Tek duyabildiğim görevlilerin boğuk sesiydi.

-200 volt, şarj et!
- Olmuyor, işe yaramıyor hocam.
-500 volt, şarj et!
- Hastayı kaybediyoruz hocam.
- Hocam hasta obstrüksiyon oldu, nefes düzensiz, hemen bir şeyler yapmamız lazım.
- Entübe edin hemen.
- Hocam hasta ex oldu.

                              ...
Alarmın tiz sesi kulaklarıma dolduğunda yavaşça gözlerimi açtım.
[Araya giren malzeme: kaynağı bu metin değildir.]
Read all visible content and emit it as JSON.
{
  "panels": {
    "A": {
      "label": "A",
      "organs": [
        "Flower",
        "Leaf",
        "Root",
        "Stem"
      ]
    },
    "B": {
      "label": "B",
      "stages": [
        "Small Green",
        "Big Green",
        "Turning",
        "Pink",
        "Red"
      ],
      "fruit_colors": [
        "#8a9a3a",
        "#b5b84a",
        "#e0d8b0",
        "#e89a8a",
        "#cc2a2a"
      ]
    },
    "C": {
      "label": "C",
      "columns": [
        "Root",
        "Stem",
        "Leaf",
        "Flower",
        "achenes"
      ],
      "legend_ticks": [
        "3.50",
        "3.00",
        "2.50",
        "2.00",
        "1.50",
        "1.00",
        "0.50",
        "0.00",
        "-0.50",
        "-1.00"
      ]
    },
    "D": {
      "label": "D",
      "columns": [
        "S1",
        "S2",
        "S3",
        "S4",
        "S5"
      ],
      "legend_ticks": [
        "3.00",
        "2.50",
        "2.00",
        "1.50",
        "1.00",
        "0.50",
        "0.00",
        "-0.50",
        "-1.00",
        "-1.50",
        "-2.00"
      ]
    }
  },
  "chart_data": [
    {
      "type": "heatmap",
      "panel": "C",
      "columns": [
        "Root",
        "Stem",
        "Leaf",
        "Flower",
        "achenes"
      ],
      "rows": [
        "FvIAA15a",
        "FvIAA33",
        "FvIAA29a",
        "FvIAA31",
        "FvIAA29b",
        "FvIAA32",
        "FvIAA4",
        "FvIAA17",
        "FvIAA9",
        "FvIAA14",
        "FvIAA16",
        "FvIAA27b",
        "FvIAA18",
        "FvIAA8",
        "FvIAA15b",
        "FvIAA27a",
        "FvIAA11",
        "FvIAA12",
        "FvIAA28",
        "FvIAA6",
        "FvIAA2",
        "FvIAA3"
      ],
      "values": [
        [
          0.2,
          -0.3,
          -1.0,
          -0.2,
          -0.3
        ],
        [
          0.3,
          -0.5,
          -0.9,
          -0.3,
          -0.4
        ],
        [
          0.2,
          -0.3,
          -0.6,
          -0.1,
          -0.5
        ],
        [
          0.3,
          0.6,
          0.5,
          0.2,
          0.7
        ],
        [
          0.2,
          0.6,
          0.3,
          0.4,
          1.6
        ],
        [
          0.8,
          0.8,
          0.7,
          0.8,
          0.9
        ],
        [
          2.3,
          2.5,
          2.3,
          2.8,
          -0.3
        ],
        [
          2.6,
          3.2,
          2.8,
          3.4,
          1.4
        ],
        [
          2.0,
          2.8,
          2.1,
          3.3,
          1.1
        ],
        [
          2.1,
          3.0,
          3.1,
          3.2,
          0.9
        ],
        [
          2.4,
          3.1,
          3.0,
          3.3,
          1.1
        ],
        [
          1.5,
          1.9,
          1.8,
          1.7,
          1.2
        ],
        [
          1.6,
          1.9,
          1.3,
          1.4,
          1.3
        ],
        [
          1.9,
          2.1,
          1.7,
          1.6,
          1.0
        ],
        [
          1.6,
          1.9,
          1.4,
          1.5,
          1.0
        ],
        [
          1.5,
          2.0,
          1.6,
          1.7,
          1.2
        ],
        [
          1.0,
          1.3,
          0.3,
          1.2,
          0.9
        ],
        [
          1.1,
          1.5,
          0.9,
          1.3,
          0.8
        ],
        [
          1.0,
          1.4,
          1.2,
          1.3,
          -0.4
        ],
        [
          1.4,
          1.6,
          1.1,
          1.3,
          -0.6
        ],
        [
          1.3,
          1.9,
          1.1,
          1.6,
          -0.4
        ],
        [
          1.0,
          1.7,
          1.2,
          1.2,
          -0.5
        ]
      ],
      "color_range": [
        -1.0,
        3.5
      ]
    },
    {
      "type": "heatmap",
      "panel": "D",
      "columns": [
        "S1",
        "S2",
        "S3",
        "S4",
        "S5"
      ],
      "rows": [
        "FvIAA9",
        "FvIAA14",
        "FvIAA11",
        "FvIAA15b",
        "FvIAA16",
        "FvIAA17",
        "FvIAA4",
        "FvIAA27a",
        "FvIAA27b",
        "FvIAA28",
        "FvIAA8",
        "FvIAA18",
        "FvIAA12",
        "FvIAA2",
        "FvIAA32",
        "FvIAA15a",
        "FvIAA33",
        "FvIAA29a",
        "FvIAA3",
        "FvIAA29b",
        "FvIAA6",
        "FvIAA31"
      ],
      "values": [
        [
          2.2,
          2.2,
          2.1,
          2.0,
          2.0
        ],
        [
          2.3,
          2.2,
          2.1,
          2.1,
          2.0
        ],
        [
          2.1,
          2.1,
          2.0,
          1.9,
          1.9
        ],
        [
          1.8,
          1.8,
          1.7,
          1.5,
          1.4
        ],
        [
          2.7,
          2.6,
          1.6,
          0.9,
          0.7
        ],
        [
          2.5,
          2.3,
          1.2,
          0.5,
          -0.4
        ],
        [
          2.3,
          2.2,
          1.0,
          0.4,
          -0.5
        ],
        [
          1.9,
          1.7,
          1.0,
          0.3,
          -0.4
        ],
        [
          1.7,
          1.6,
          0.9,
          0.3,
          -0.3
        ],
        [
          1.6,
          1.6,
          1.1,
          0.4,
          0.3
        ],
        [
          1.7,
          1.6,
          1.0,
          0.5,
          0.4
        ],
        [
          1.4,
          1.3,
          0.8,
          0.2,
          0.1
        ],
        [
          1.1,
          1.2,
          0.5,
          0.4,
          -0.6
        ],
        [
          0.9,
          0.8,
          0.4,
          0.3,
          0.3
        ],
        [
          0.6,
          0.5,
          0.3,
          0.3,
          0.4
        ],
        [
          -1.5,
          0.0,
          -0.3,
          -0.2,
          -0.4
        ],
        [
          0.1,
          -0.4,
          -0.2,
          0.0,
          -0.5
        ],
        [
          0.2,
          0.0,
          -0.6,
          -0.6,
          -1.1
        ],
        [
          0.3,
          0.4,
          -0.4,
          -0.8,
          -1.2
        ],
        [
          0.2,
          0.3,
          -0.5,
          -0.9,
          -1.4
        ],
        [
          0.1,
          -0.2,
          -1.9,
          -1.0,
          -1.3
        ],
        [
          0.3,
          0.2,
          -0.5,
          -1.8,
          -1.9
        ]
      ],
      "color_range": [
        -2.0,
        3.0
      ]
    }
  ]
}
Niye çalmıştı bu alarm? Doğru ya, okula gidecektim.

Kendimi yataktan kaldırdım, ayaklarımı sürüyerek banyoya doğru yürüdüm ve aynaya baktım.
Bu gün makyaj yapcak günümde değildim. Sadece hafif bir kat rimel sürdüm ve her zamanki gibi dudaklarıma şeftalili lip balmımı sürdüm.

Hemen topuzumu yapıp beyaz şalımı taktım. Yatağımın üzerinde duran üniformayı kırıştırmadan
giydim. Hemen saate baktım ve çantamı alıp hızlıca evden çıktım.

Otobüse bindim ve kartımı çıkardım. Tam bastığım sırada yetersiz bakiye uyarısı verdi. Herkes bana bakıyordu, çok utanmıştım. Yanımda nakit de yoktu. Şöför bana baktı ve,

"Paran yoksa in aşağıdan yükle" dedi.

Kızardım.
Tam inicekken arkamdan bip diye bir ses geldi. Biri benim yerime mi basmıştı.

"Ben hallettim gelebilirsin."

Hemen arkamı döndüm. Kızıl saçlı bir çocuk arkamda bana bakıyordu.

"Ben çok teşekkür ederim." Dedim utançla.

Otobüsteki boş yerlerden birine oturdum. Yaklaştı ve yanıma oturdu.

"Merhaba ben Efe Mert."

"Azra" dedim sessizce.

"Pek havanda değilsin sanırım" dedi yanıma yaklaşarak.

"Okula geç kaldım ve şimdi de akbilimde para bitti, biraz moralim bozuk açıkcası."

"Hallettim ama değil mi?"

"Evet ne kadar teşekkür etsem az."

Zaman geçti ve Efe ile sohbetimiz o kadar koyulaştı ki okula geldiğimi fark etmedim. Hemen ayaklandım ve Efe'ye veda etmeden önce telefon numarasını aldım.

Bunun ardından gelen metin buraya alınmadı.